В новой клетке маленькая Мирабелла поднялась на жердочку (ранее в клетке держали птиц) и села, совсем по-человечески подперев голову рукой. Роберт поставил на дно клетки склянку со свежей водой, проверил, надежно ли закрыт замочек, и спустился вниз. Фея проводила его печальным взглядом.
Прежде он не задавался вопросом о том, чем питаются феи, и, хотя у него были предположения на этот счет, он предпочитал действовать наверняка. Прикрыв на всякий случай поплотнее дверь, ведущую на лестницу к чердаку, он вытащил из банки издохшую фею. Разложил ее на столе, зафиксировал, как обычно, конечности, (прочие испуганно стрекотали в своих банках), и, придвинув ближе свечи, вскрыл ей брюшко.

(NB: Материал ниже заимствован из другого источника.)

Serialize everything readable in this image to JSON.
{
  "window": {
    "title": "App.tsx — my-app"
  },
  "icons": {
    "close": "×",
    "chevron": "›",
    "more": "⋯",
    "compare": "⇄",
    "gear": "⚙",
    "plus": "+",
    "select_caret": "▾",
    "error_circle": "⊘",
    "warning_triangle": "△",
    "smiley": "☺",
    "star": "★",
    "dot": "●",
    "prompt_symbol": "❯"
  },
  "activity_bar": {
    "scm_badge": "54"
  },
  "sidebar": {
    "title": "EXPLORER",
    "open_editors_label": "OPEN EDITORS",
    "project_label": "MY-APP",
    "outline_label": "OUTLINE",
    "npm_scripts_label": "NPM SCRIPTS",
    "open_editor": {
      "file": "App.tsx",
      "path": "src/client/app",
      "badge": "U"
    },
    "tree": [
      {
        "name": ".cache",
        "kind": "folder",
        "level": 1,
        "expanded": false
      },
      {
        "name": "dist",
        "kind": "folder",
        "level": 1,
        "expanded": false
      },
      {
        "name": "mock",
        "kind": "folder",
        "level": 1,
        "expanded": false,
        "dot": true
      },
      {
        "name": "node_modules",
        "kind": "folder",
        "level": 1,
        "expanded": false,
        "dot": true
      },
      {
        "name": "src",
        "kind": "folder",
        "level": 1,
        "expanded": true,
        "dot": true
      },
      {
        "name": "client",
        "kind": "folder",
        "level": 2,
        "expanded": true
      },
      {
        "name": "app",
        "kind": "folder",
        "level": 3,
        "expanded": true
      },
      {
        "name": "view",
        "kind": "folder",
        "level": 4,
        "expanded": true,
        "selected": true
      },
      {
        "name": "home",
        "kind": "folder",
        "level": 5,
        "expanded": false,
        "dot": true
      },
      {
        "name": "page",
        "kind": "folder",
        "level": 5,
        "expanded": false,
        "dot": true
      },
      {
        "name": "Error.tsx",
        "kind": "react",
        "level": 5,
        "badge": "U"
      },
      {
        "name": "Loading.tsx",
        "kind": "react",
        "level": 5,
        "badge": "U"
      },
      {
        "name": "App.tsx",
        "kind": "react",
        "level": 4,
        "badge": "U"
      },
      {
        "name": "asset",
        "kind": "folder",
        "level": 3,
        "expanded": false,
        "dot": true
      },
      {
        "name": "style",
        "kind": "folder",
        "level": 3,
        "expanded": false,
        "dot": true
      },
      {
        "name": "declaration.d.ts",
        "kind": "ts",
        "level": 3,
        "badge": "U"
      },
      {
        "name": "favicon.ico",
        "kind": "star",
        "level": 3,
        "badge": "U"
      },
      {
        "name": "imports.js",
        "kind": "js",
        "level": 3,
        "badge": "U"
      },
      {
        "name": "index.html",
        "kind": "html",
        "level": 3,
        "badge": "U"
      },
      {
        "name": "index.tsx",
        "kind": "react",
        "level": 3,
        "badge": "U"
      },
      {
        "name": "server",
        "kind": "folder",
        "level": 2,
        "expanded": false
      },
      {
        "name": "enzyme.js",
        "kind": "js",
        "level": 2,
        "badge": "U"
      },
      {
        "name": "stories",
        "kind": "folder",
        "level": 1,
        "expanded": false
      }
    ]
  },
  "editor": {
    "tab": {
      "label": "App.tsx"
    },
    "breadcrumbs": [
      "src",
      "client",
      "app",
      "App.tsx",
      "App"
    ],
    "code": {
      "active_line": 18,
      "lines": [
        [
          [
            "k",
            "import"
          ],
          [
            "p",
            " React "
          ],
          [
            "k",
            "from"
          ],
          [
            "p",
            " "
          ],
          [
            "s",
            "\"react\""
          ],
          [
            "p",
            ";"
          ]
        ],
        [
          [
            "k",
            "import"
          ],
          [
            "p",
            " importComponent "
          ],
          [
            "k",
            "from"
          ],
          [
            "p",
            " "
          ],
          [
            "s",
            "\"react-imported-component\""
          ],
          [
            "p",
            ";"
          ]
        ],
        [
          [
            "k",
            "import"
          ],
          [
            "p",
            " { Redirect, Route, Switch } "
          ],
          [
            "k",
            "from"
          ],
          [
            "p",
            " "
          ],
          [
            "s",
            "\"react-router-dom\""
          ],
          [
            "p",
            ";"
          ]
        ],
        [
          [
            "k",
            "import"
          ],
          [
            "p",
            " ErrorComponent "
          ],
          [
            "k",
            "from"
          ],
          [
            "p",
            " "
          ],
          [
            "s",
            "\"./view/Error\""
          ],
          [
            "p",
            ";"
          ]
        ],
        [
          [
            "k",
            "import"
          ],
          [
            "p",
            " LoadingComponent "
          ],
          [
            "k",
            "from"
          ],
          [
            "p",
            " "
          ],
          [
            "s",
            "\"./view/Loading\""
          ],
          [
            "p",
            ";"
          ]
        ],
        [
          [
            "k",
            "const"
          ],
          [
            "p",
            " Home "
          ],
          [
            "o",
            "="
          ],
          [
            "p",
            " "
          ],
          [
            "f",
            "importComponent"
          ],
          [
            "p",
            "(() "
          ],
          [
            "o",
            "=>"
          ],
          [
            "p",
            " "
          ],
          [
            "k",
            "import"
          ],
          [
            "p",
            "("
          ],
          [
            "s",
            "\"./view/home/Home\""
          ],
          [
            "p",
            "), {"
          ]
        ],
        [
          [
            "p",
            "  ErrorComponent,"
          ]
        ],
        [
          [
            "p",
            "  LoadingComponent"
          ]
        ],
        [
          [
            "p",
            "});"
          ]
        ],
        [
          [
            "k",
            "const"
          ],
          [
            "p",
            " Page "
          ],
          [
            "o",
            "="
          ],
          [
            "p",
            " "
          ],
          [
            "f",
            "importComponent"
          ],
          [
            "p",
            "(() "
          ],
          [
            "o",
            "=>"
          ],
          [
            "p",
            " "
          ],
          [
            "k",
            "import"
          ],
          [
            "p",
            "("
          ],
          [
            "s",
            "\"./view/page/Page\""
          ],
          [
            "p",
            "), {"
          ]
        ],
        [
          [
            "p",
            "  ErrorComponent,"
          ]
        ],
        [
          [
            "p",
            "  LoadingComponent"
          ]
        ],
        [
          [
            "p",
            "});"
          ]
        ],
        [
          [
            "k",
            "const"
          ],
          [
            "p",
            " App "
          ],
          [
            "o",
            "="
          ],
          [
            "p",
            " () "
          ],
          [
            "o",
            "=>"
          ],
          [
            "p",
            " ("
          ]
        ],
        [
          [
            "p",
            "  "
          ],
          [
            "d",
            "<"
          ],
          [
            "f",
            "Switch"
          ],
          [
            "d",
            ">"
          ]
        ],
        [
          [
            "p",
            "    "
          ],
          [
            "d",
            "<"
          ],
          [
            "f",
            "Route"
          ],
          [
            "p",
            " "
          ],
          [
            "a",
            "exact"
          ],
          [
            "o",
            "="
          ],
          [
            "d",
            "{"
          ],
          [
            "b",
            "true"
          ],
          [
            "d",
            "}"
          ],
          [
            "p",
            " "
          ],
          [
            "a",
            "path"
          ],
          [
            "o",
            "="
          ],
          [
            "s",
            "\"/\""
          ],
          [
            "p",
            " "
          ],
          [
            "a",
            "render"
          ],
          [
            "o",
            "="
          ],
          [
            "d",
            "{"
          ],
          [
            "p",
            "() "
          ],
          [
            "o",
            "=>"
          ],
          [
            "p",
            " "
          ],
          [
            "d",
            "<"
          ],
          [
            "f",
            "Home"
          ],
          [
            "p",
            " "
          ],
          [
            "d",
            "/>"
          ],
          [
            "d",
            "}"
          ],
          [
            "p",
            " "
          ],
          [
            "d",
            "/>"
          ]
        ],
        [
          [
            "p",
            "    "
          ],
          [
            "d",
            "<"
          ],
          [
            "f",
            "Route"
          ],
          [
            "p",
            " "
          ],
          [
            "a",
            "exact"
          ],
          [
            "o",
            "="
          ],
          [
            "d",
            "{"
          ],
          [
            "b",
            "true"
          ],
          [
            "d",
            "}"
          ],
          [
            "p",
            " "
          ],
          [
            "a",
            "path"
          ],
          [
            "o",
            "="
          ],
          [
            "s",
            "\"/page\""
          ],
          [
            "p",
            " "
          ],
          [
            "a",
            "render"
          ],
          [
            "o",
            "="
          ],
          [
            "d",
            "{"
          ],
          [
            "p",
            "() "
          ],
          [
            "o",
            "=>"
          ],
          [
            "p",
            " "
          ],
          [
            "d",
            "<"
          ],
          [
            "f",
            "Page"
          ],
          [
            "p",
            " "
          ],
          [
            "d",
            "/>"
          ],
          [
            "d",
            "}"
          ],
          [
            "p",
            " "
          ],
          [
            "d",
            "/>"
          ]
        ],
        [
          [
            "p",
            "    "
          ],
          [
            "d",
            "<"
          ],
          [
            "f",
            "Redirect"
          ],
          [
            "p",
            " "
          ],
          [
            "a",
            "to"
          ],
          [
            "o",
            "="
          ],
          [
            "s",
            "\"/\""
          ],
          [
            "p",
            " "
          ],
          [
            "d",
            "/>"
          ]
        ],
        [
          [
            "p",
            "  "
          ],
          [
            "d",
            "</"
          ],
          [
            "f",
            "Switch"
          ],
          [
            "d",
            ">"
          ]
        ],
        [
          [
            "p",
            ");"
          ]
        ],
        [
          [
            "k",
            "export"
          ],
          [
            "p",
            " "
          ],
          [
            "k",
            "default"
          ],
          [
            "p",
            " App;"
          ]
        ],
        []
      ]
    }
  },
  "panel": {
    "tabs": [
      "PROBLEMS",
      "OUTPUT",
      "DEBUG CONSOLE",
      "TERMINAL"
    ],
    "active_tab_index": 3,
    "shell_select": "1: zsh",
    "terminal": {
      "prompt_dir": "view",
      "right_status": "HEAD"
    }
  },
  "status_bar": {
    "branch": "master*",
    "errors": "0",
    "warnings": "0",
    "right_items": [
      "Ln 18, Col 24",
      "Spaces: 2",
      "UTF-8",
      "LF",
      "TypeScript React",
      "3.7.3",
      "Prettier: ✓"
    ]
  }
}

Микроскоп оставался наверху, и потому ему пришлось довольствоваться лупой. До сих пор Роберт избегал исследований внутренних органов: следуя анатомическому канону, он планировал заняться ими после изучения суставов. И сейчас, рассматривая миниатюрные органы, она испытывал что-то похожее на растерянность: если это печень, то отчего она такой странной формы? Что за орган - явно железистый - расположен ниже? Селезенка? Нет, вот она. С огромным трудом Роберт подавил искушение разобраться во всем этом прямо сейчас: вскрыть капсулу, сделать разрез вдоль, осмотреть на срезе... Он выдохнул и обвел глазами полки с притихшими феями. Без микротома нечего было и думать о том, чтобы приготовить сколько-нибудь годный препарат для микроскопии. Не о говоря уже о прогонке и прочем. Да и микроскоп его - студенческий, маломощный - скорее всего способствовал бы только появлению новых вопросов. Здесь требовалось оборудование мощнее, гораздо мощнее.

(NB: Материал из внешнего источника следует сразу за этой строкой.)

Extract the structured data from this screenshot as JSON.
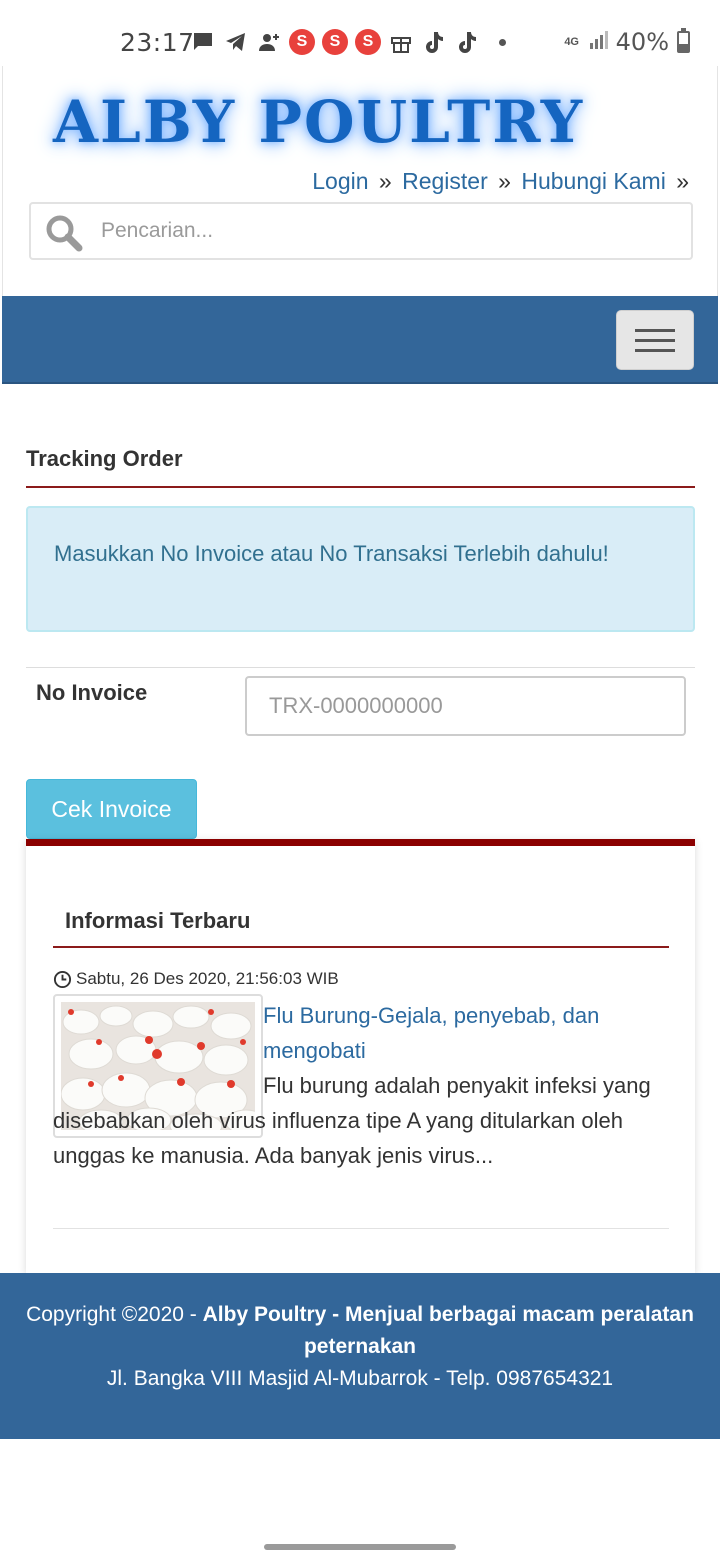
{
  "status_bar": {
    "time": "23:17",
    "network": "4G",
    "battery": "40%",
    "notification_icons": [
      "chat-icon",
      "telegram-icon",
      "add-person-icon",
      "shopee-s-icon",
      "shopee-s-icon",
      "shopee-s-icon",
      "gift-icon",
      "tiktok-icon",
      "tiktok-icon",
      "dot-icon"
    ]
  },
  "header": {
    "logo_text": "ALBY POULTRY",
    "links": [
      {
        "label": "Login"
      },
      {
        "label": "Register"
      },
      {
        "label": "Hubungi Kami"
      }
    ],
    "separator": "»",
    "search": {
      "placeholder": "Pencarian..."
    }
  },
  "tracking": {
    "title": "Tracking Order",
    "alert": "Masukkan No Invoice atau No Transaksi Terlebih dahulu!",
    "invoice_label": "No Invoice",
    "invoice_placeholder": "TRX-0000000000",
    "button_label": "Cek Invoice"
  },
  "info": {
    "title": "Informasi Terbaru",
    "post": {
      "date": "Sabtu, 26 Des 2020, 21:56:03 WIB",
      "title": "Flu Burung-Gejala, penyebab, dan mengobati",
      "excerpt": "Flu burung adalah penyakit infeksi yang disebabkan oleh virus influenza tipe A yang ditularkan oleh unggas ke manusia. Ada banyak jenis virus..."
    }
  },
  "footer": {
    "copyright_prefix": "Copyright ©2020 - ",
    "copyright_bold": "Alby Poultry - Menjual berbagai macam peralatan peternakan",
    "address": "Jl. Bangka VIII Masjid Al-Mubarrok - Telp. 0987654321"
  },
  "colors": {
    "brand_blue": "#336699",
    "accent_red": "#8b1a1a",
    "link_blue": "#2c6aa0",
    "info_button": "#5bc0de",
    "alert_bg": "#d9edf7"
  }
}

Однако сейчас задача состояла в другом. Взяв в руки две иглы, Роберт развинул тонкие петельки кишок. "Надеюсь", - думал он мрачно, - "я сумею распознать желудок". Он провозился над тельцем феи до утра, искромсав внутренности до неузнаваемости, но без успеха - содержимое кишечного тракта идентифицировать не удалось: однородная полужидкая субстанция с легким цветочным запахом.

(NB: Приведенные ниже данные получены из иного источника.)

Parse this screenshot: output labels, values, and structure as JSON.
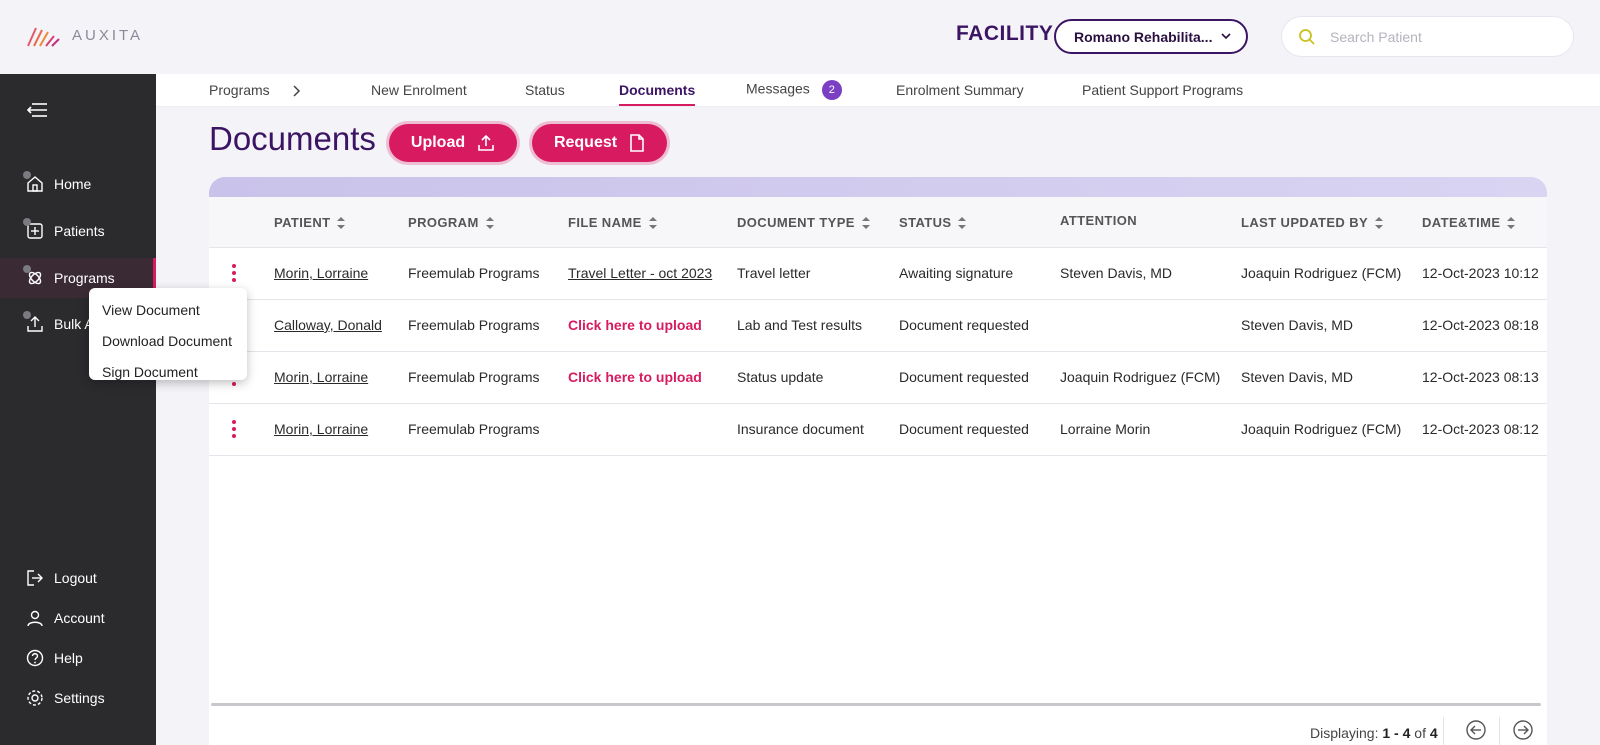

Едва рассвело, Роберт отправился в холмы. По привычке обошел расставленные ранее ловушки. Все они пустовали: сети разрезаны, механические детали приведены в негодность. Собрав испорченные устройства, Роберт не стал расставлять новых. Он поднялся на вершину одного из холмов, припасенной лопаткой срезал верхний слой дерна вместе с вереском и погрузил его в мешок. Поймал сачком несколько бабочек и кузнечиков, срезал пару ветвей шиповника с начавшими завязываться бутонами.
Дерн с покрывавшим его вереском Роберт уложил на дно клетки. "Чувствуй себя как дома" - хотел было сказать, но сдержался. Разговаривать с феей было бессмысленно, все равно что с лабораторной мышью или крысой. Кузнечиков и бабочек Роберт умертвил, разрушив уколом иглы головные ганглии; бутоны срезал и измельчил. Поместив их на пронумерованные листки бумаги, Роберт разложил их в ряд на дне клетки вместе с мензуркой, наполненной молоком, кусочками хлеба, сыра, говядины, комочком меда и несколькими каплями сливового джема.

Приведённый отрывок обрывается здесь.